"Anyone who goes too far and does not abide in the teaching of Christ, does not have God; the one who abides in the teaching, he has both the Father and the Son. If anyone comes to you and does not bring this teaching, do not receive him into your house, and do not give him a greeting; for the one who gives him a greeting participates in his evil deeds." (2 John 9-11)It is one thing to be wrong, it's another to be wandering in error. I suppose that if we took the time to examine our beliefs relative to one another we would find many areas where we disagree; areas in which one of us, if not both, are wrong. However, to take our error and to build upon it a theology that departs from the doctrines of Christ is a pathway to destruction for ourselves and our hearers. This is why Paul warns Timothy, "Pay close attention to yourself and to your teaching; persevere in these things, for as you do this you will ensure salvation both for yourself and for those who hear you." (1 Timothy 4:16) We may disagree with each other regarding what Jesus said and taught, but to depart from His teaching ensures our error and eventual condemnation before God.

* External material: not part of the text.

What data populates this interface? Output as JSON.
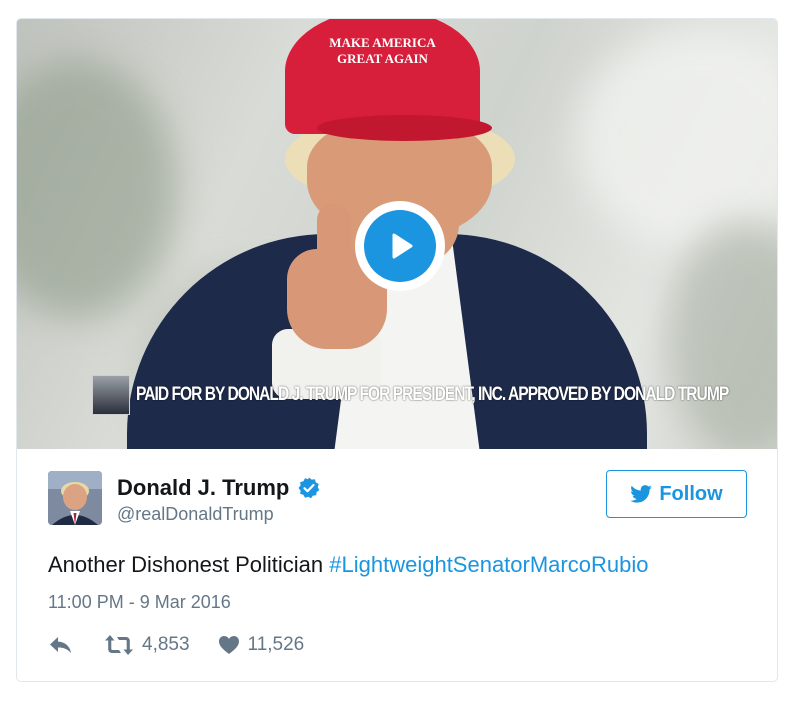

There is safety in the Gospel message we have received. Jude refers to "the faith which was once for all handed down to the saints" (Jude 3) and that we "know all things once for all." (Jude 5) This does not mean that there is nothing more to learn and understand about God. However, it does mean that our search should be within the message already given rather than searching elsewhere for more knowledge and/or another revelation. I think this is what John means by "going too far." Some, not content with the message they have received, try to build upon it with "new" revelation until their new system of religion bears little resemblance to the message preached by Jesus and His apostles. Their search for something greater lead them astray. Their "new" revelation has set them outside the bounds of faith and into heresy. Whatever new knowledge and understanding we believe to have received from the Lord must fit inside the parameters of the message already given lest, we too, "go too far."

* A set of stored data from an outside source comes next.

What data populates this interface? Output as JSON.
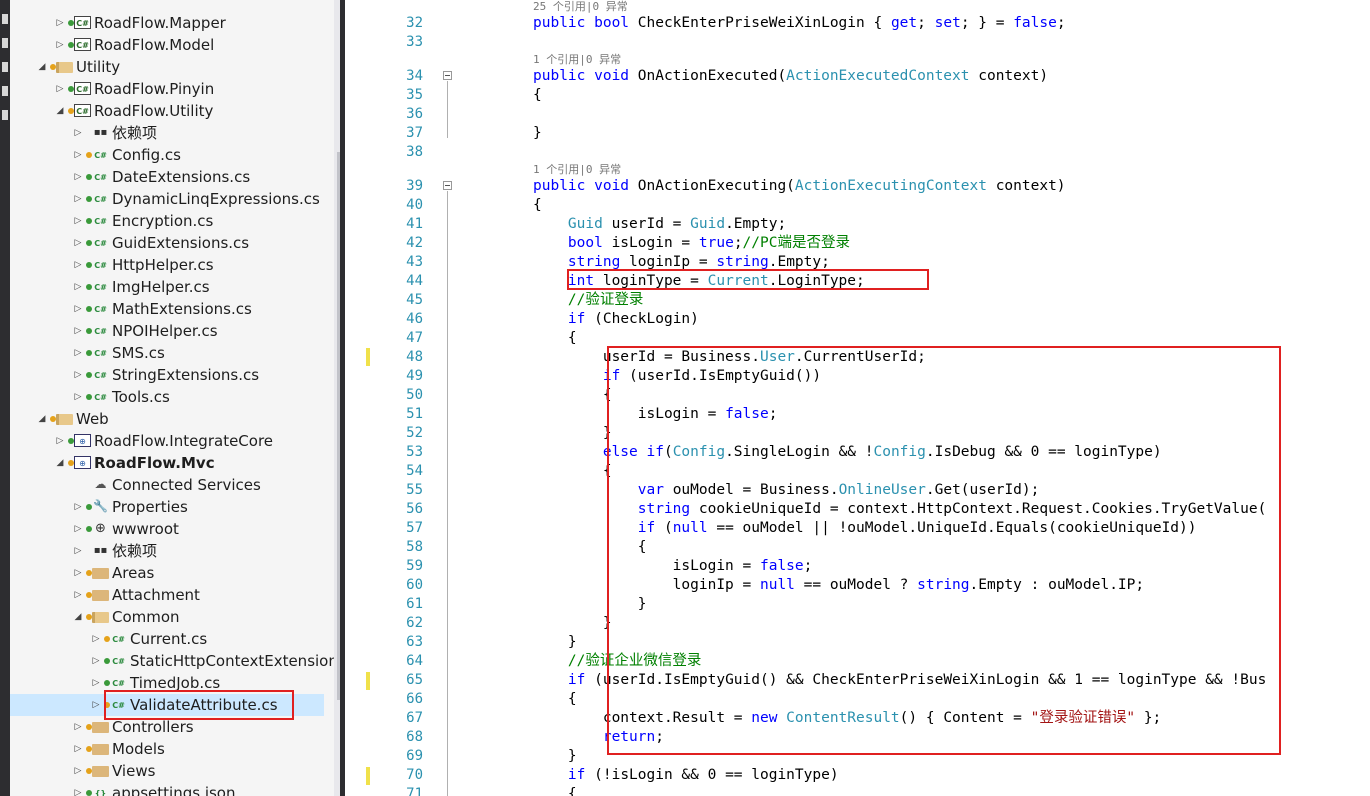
{
  "solution_explorer": {
    "items": [
      {
        "label": "RoadFlow.Mapper",
        "icon": "csharp-project-icon",
        "status": "green",
        "expander": "collapsed",
        "bold": false
      },
      {
        "label": "RoadFlow.Model",
        "icon": "csharp-project-icon",
        "status": "green",
        "expander": "collapsed",
        "bold": false
      },
      {
        "label": "Utility",
        "icon": "folder-open-icon",
        "status": "orange",
        "expander": "expanded",
        "bold": false
      },
      {
        "label": "RoadFlow.Pinyin",
        "icon": "csharp-project-icon",
        "status": "green",
        "expander": "collapsed",
        "bold": false
      },
      {
        "label": "RoadFlow.Utility",
        "icon": "csharp-project-icon",
        "status": "orange",
        "expander": "expanded",
        "bold": false
      },
      {
        "label": "依赖项",
        "icon": "dependencies-icon",
        "status": "",
        "expander": "collapsed",
        "bold": false
      },
      {
        "label": "Config.cs",
        "icon": "csharp-file-icon",
        "status": "orange",
        "expander": "collapsed",
        "bold": false
      },
      {
        "label": "DateExtensions.cs",
        "icon": "csharp-file-icon",
        "status": "green",
        "expander": "collapsed",
        "bold": false
      },
      {
        "label": "DynamicLinqExpressions.cs",
        "icon": "csharp-file-icon",
        "status": "green",
        "expander": "collapsed",
        "bold": false
      },
      {
        "label": "Encryption.cs",
        "icon": "csharp-file-icon",
        "status": "green",
        "expander": "collapsed",
        "bold": false
      },
      {
        "label": "GuidExtensions.cs",
        "icon": "csharp-file-icon",
        "status": "green",
        "expander": "collapsed",
        "bold": false
      },
      {
        "label": "HttpHelper.cs",
        "icon": "csharp-file-icon",
        "status": "green",
        "expander": "collapsed",
        "bold": false
      },
      {
        "label": "ImgHelper.cs",
        "icon": "csharp-file-icon",
        "status": "green",
        "expander": "collapsed",
        "bold": false
      },
      {
        "label": "MathExtensions.cs",
        "icon": "csharp-file-icon",
        "status": "green",
        "expander": "collapsed",
        "bold": false
      },
      {
        "label": "NPOIHelper.cs",
        "icon": "csharp-file-icon",
        "status": "green",
        "expander": "collapsed",
        "bold": false
      },
      {
        "label": "SMS.cs",
        "icon": "csharp-file-icon",
        "status": "green",
        "expander": "collapsed",
        "bold": false
      },
      {
        "label": "StringExtensions.cs",
        "icon": "csharp-file-icon",
        "status": "green",
        "expander": "collapsed",
        "bold": false
      },
      {
        "label": "Tools.cs",
        "icon": "csharp-file-icon",
        "status": "green",
        "expander": "collapsed",
        "bold": false
      },
      {
        "label": "Web",
        "icon": "folder-open-icon",
        "status": "orange",
        "expander": "expanded",
        "bold": false
      },
      {
        "label": "RoadFlow.IntegrateCore",
        "icon": "web-project-icon",
        "status": "green",
        "expander": "collapsed",
        "bold": false
      },
      {
        "label": "RoadFlow.Mvc",
        "icon": "web-project-icon",
        "status": "orange",
        "expander": "expanded",
        "bold": true
      },
      {
        "label": "Connected Services",
        "icon": "connected-services-icon",
        "status": "",
        "expander": "none",
        "bold": false
      },
      {
        "label": "Properties",
        "icon": "wrench-icon",
        "status": "green",
        "expander": "collapsed",
        "bold": false
      },
      {
        "label": "wwwroot",
        "icon": "globe-icon",
        "status": "green",
        "expander": "collapsed",
        "bold": false
      },
      {
        "label": "依赖项",
        "icon": "dependencies-icon",
        "status": "",
        "expander": "collapsed",
        "bold": false
      },
      {
        "label": "Areas",
        "icon": "folder-icon",
        "status": "orange",
        "expander": "collapsed",
        "bold": false
      },
      {
        "label": "Attachment",
        "icon": "folder-icon",
        "status": "orange",
        "expander": "collapsed",
        "bold": false
      },
      {
        "label": "Common",
        "icon": "folder-open-icon",
        "status": "orange",
        "expander": "expanded",
        "bold": false
      },
      {
        "label": "Current.cs",
        "icon": "csharp-file-icon",
        "status": "orange",
        "expander": "collapsed",
        "bold": false
      },
      {
        "label": "StaticHttpContextExtension",
        "icon": "csharp-file-icon",
        "status": "green",
        "expander": "collapsed",
        "bold": false
      },
      {
        "label": "TimedJob.cs",
        "icon": "csharp-file-icon",
        "status": "green",
        "expander": "collapsed",
        "bold": false
      },
      {
        "label": "ValidateAttribute.cs",
        "icon": "csharp-file-icon",
        "status": "orange",
        "expander": "collapsed",
        "bold": false
      },
      {
        "label": "Controllers",
        "icon": "folder-icon",
        "status": "orange",
        "expander": "collapsed",
        "bold": false
      },
      {
        "label": "Models",
        "icon": "folder-icon",
        "status": "orange",
        "expander": "collapsed",
        "bold": false
      },
      {
        "label": "Views",
        "icon": "folder-icon",
        "status": "orange",
        "expander": "collapsed",
        "bold": false
      },
      {
        "label": "appsettings.json",
        "icon": "json-file-icon",
        "status": "green",
        "expander": "collapsed",
        "bold": false
      }
    ],
    "selected_label": "ValidateAttribute.cs"
  },
  "editor": {
    "code_lens": {
      "l32": "25 个引用|0 异常",
      "l34": "1 个引用|0 异常",
      "l39": "1 个引用|0 异常"
    },
    "lines": [
      {
        "num": "32",
        "tokens": [
          [
            "kw",
            "public "
          ],
          [
            "kw",
            "bool "
          ],
          [
            "p",
            "CheckEnterPriseWeiXinLogin { "
          ],
          [
            "kw",
            "get"
          ],
          [
            "p",
            "; "
          ],
          [
            "kw",
            "set"
          ],
          [
            "p",
            "; } = "
          ],
          [
            "kw",
            "false"
          ],
          [
            "p",
            ";"
          ]
        ]
      },
      {
        "num": "33",
        "tokens": []
      },
      {
        "num": "34",
        "tokens": [
          [
            "kw",
            "public "
          ],
          [
            "kw",
            "void "
          ],
          [
            "p",
            "OnActionExecuted("
          ],
          [
            "ty",
            "ActionExecutedContext"
          ],
          [
            "p",
            " context)"
          ]
        ]
      },
      {
        "num": "35",
        "tokens": [
          [
            "p",
            "{"
          ]
        ]
      },
      {
        "num": "36",
        "tokens": []
      },
      {
        "num": "37",
        "tokens": [
          [
            "p",
            "}"
          ]
        ]
      },
      {
        "num": "38",
        "tokens": []
      },
      {
        "num": "39",
        "tokens": [
          [
            "kw",
            "public "
          ],
          [
            "kw",
            "void "
          ],
          [
            "p",
            "OnActionExecuting("
          ],
          [
            "ty",
            "ActionExecutingContext"
          ],
          [
            "p",
            " context)"
          ]
        ]
      },
      {
        "num": "40",
        "tokens": [
          [
            "p",
            "{"
          ]
        ]
      },
      {
        "num": "41",
        "tokens": [
          [
            "p",
            "    "
          ],
          [
            "ty",
            "Guid"
          ],
          [
            "p",
            " userId = "
          ],
          [
            "ty",
            "Guid"
          ],
          [
            "p",
            ".Empty;"
          ]
        ]
      },
      {
        "num": "42",
        "tokens": [
          [
            "p",
            "    "
          ],
          [
            "kw",
            "bool "
          ],
          [
            "p",
            "isLogin = "
          ],
          [
            "kw",
            "true"
          ],
          [
            "p",
            ";"
          ],
          [
            "cm",
            "//PC端是否登录"
          ]
        ]
      },
      {
        "num": "43",
        "tokens": [
          [
            "p",
            "    "
          ],
          [
            "kw",
            "string "
          ],
          [
            "p",
            "loginIp = "
          ],
          [
            "kw",
            "string"
          ],
          [
            "p",
            ".Empty;"
          ]
        ]
      },
      {
        "num": "44",
        "tokens": [
          [
            "p",
            "    "
          ],
          [
            "kw",
            "int "
          ],
          [
            "p",
            "loginType = "
          ],
          [
            "ty",
            "Current"
          ],
          [
            "p",
            ".LoginType;"
          ]
        ]
      },
      {
        "num": "45",
        "tokens": [
          [
            "p",
            "    "
          ],
          [
            "cm",
            "//验证登录"
          ]
        ]
      },
      {
        "num": "46",
        "tokens": [
          [
            "p",
            "    "
          ],
          [
            "kw",
            "if "
          ],
          [
            "p",
            "(CheckLogin)"
          ]
        ]
      },
      {
        "num": "47",
        "tokens": [
          [
            "p",
            "    {"
          ]
        ]
      },
      {
        "num": "48",
        "tokens": [
          [
            "p",
            "        userId = Business."
          ],
          [
            "ty",
            "User"
          ],
          [
            "p",
            ".CurrentUserId;"
          ]
        ]
      },
      {
        "num": "49",
        "tokens": [
          [
            "p",
            "        "
          ],
          [
            "kw",
            "if "
          ],
          [
            "p",
            "(userId.IsEmptyGuid())"
          ]
        ]
      },
      {
        "num": "50",
        "tokens": [
          [
            "p",
            "        {"
          ]
        ]
      },
      {
        "num": "51",
        "tokens": [
          [
            "p",
            "            isLogin = "
          ],
          [
            "kw",
            "false"
          ],
          [
            "p",
            ";"
          ]
        ]
      },
      {
        "num": "52",
        "tokens": [
          [
            "p",
            "        }"
          ]
        ]
      },
      {
        "num": "53",
        "tokens": [
          [
            "p",
            "        "
          ],
          [
            "kw",
            "else if"
          ],
          [
            "p",
            "("
          ],
          [
            "ty",
            "Config"
          ],
          [
            "p",
            ".SingleLogin && !"
          ],
          [
            "ty",
            "Config"
          ],
          [
            "p",
            ".IsDebug && 0 == loginType)"
          ]
        ]
      },
      {
        "num": "54",
        "tokens": [
          [
            "p",
            "        {"
          ]
        ]
      },
      {
        "num": "55",
        "tokens": [
          [
            "p",
            "            "
          ],
          [
            "kw",
            "var "
          ],
          [
            "p",
            "ouModel = Business."
          ],
          [
            "ty",
            "OnlineUser"
          ],
          [
            "p",
            ".Get(userId);"
          ]
        ]
      },
      {
        "num": "56",
        "tokens": [
          [
            "p",
            "            "
          ],
          [
            "kw",
            "string "
          ],
          [
            "p",
            "cookieUniqueId = context.HttpContext.Request.Cookies.TryGetValue("
          ]
        ]
      },
      {
        "num": "57",
        "tokens": [
          [
            "p",
            "            "
          ],
          [
            "kw",
            "if "
          ],
          [
            "p",
            "("
          ],
          [
            "kw",
            "null"
          ],
          [
            "p",
            " == ouModel || !ouModel.UniqueId.Equals(cookieUniqueId))"
          ]
        ]
      },
      {
        "num": "58",
        "tokens": [
          [
            "p",
            "            {"
          ]
        ]
      },
      {
        "num": "59",
        "tokens": [
          [
            "p",
            "                isLogin = "
          ],
          [
            "kw",
            "false"
          ],
          [
            "p",
            ";"
          ]
        ]
      },
      {
        "num": "60",
        "tokens": [
          [
            "p",
            "                loginIp = "
          ],
          [
            "kw",
            "null"
          ],
          [
            "p",
            " == ouModel ? "
          ],
          [
            "kw",
            "string"
          ],
          [
            "p",
            ".Empty : ouModel.IP;"
          ]
        ]
      },
      {
        "num": "61",
        "tokens": [
          [
            "p",
            "            }"
          ]
        ]
      },
      {
        "num": "62",
        "tokens": [
          [
            "p",
            "        }"
          ]
        ]
      },
      {
        "num": "63",
        "tokens": [
          [
            "p",
            "    }"
          ]
        ]
      },
      {
        "num": "64",
        "tokens": [
          [
            "p",
            "    "
          ],
          [
            "cm",
            "//验证企业微信登录"
          ]
        ]
      },
      {
        "num": "65",
        "tokens": [
          [
            "p",
            "    "
          ],
          [
            "kw",
            "if "
          ],
          [
            "p",
            "(userId.IsEmptyGuid() && CheckEnterPriseWeiXinLogin && 1 == loginType && !Bus"
          ]
        ]
      },
      {
        "num": "66",
        "tokens": [
          [
            "p",
            "    {"
          ]
        ]
      },
      {
        "num": "67",
        "tokens": [
          [
            "p",
            "        context.Result = "
          ],
          [
            "kw",
            "new "
          ],
          [
            "ty",
            "ContentResult"
          ],
          [
            "p",
            "() { Content = "
          ],
          [
            "st",
            "\"登录验证错误\""
          ],
          [
            "p",
            " };"
          ]
        ]
      },
      {
        "num": "68",
        "tokens": [
          [
            "p",
            "        "
          ],
          [
            "kw",
            "return"
          ],
          [
            "p",
            ";"
          ]
        ]
      },
      {
        "num": "69",
        "tokens": [
          [
            "p",
            "    }"
          ]
        ]
      },
      {
        "num": "70",
        "tokens": [
          [
            "p",
            "    "
          ],
          [
            "kw",
            "if "
          ],
          [
            "p",
            "(!isLogin && 0 == loginType)"
          ]
        ]
      },
      {
        "num": "71",
        "tokens": [
          [
            "p",
            "    {"
          ]
        ]
      }
    ]
  }
}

John warns of receiving such people into our company. Those who seek to draw people after themselves, to draw people after their own brand of teaching, seek to draw people away from Christ and from His church. They may claim enlightenment and to know to the path to holiness and to God, but it is a path that leads away from, not near to, God.
There was a certain heretic in the early church named Marion who taught many things contrary to the message of Christ. When Polycarp, Bishop of Smyrna, had a chance meeting with him in Rome, he walked past him refusing to acknowledge him. "And Polycarp himself replied to Marcion, who met him on one occasion, and said, 'Dost thou know me?' 'I do know thee, the first-born of Satan.'" (Irenaeus, Against Heresy, Book III, chapter 3) I do not suggest that this should become our normal greeting for people in the marketplace, "You are the first-born of Satan!" but the early church took this warning of John seriously and understood the those who sought to compromise the church were the enemies of the church and sought her harm not her good. We should be wary of such people and keep ourselves clean of their company.